Sadly, though, as as my colleague Espo points out, Arizona Cardinals history is not really filled with world-class signal callers. Besides Plummer the only other one to have any kind of success in the Valley is Kurt Warner, and his greatness only lasted for two-and-a-half seasons. Though his ability was certainly franchise QB worthy, his time at the helm was not.
So yes, the search for a true franchise quarterback has been going on for the better part of the last two decades, now reaching into its third. Is Kolb the guy? Cardinal fans hope so, and it appears the team itself wants him to be. But you can't wish Kolb into being a franchise QB; he either is or he isn't. He's done very little in his career that would make anyone think he's nothing more than a decent player, and if Kolb is not much more than what he's been the Cardinals are going to be sorely disappointed. After all, you do not trade a player like Dominique Rodgers-Cromartie and high draft picks for the right to give a big contract to someone who is probably more A.J. Feely than he is Matt Schaub.
The issue, of course, is that the very desperation that seems to be leading the Cardinals to Kolb will cause them to miss out on some pretty solid options.
Is Kyle Orton what one would consider a franchise quarterback? Not a chance. But the veteran, who is just two years older than Kolb, has already proven himself to be capable of leading a team and putting up big numbers. He'd even cost less than Kolb. But again, he's not a franchise guy, so he's not exactly an exciting prospect for some.
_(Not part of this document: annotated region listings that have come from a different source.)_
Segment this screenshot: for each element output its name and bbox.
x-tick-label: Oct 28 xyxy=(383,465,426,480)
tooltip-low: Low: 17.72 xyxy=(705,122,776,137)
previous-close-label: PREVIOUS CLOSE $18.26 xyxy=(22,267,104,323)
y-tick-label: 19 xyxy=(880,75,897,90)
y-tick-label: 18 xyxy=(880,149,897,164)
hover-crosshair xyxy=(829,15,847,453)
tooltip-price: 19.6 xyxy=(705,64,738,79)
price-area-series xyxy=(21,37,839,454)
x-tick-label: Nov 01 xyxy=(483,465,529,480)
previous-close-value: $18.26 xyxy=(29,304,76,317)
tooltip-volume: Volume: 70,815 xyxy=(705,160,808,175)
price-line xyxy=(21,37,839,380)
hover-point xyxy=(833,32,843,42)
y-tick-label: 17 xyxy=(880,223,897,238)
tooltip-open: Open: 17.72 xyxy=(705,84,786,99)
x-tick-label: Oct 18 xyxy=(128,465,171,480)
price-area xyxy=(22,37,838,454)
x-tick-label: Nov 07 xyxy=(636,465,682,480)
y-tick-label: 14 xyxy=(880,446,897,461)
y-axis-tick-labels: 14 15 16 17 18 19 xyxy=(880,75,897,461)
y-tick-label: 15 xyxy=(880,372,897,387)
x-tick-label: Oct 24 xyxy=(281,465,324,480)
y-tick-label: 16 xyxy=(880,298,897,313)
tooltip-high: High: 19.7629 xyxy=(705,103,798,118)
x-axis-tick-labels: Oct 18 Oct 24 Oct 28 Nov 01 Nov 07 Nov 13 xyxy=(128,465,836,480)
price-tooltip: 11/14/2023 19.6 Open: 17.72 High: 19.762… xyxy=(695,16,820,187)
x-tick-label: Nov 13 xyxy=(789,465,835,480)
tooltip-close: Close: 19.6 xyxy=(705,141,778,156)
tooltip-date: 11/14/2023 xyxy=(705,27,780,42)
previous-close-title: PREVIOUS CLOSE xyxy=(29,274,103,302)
Matt Hasselbeck, Carson Palmer and Marc Bulger are veterans who, if they're even available, certainly wouldn't be around for more than a couple of seasons. So, while they may be effective and get the Cardinals back to the playoffs, there is no chance any of them would be a franchise QB for Arizona. Out of anyone, the only other player who could be considered a franchise QB is John Skelton, but while he may develop into a quality starting quarterback in the future there is no way last year's fifth can be counted on this season.
Then again, everyone seems as concerned with 2014 as they are 2011. While it would be great if the Cardinals could find a long-term answer at the position Tuesday, that guy just does not seem to be out there. However, there are plenty of players who would be considered a massive upgrade over Derek Anderson (you know, because they are actually NFL-caliber QBs,) and next year's draft is going to be filled with top-notch options at the position.
The Cardinals seem ready to ignore all that, instead choosing to rush into trading for a player who they hope is the long-term option, if only because they want him to be.
Unfortunately touchdowns and wins are not made out of hopes and dreams.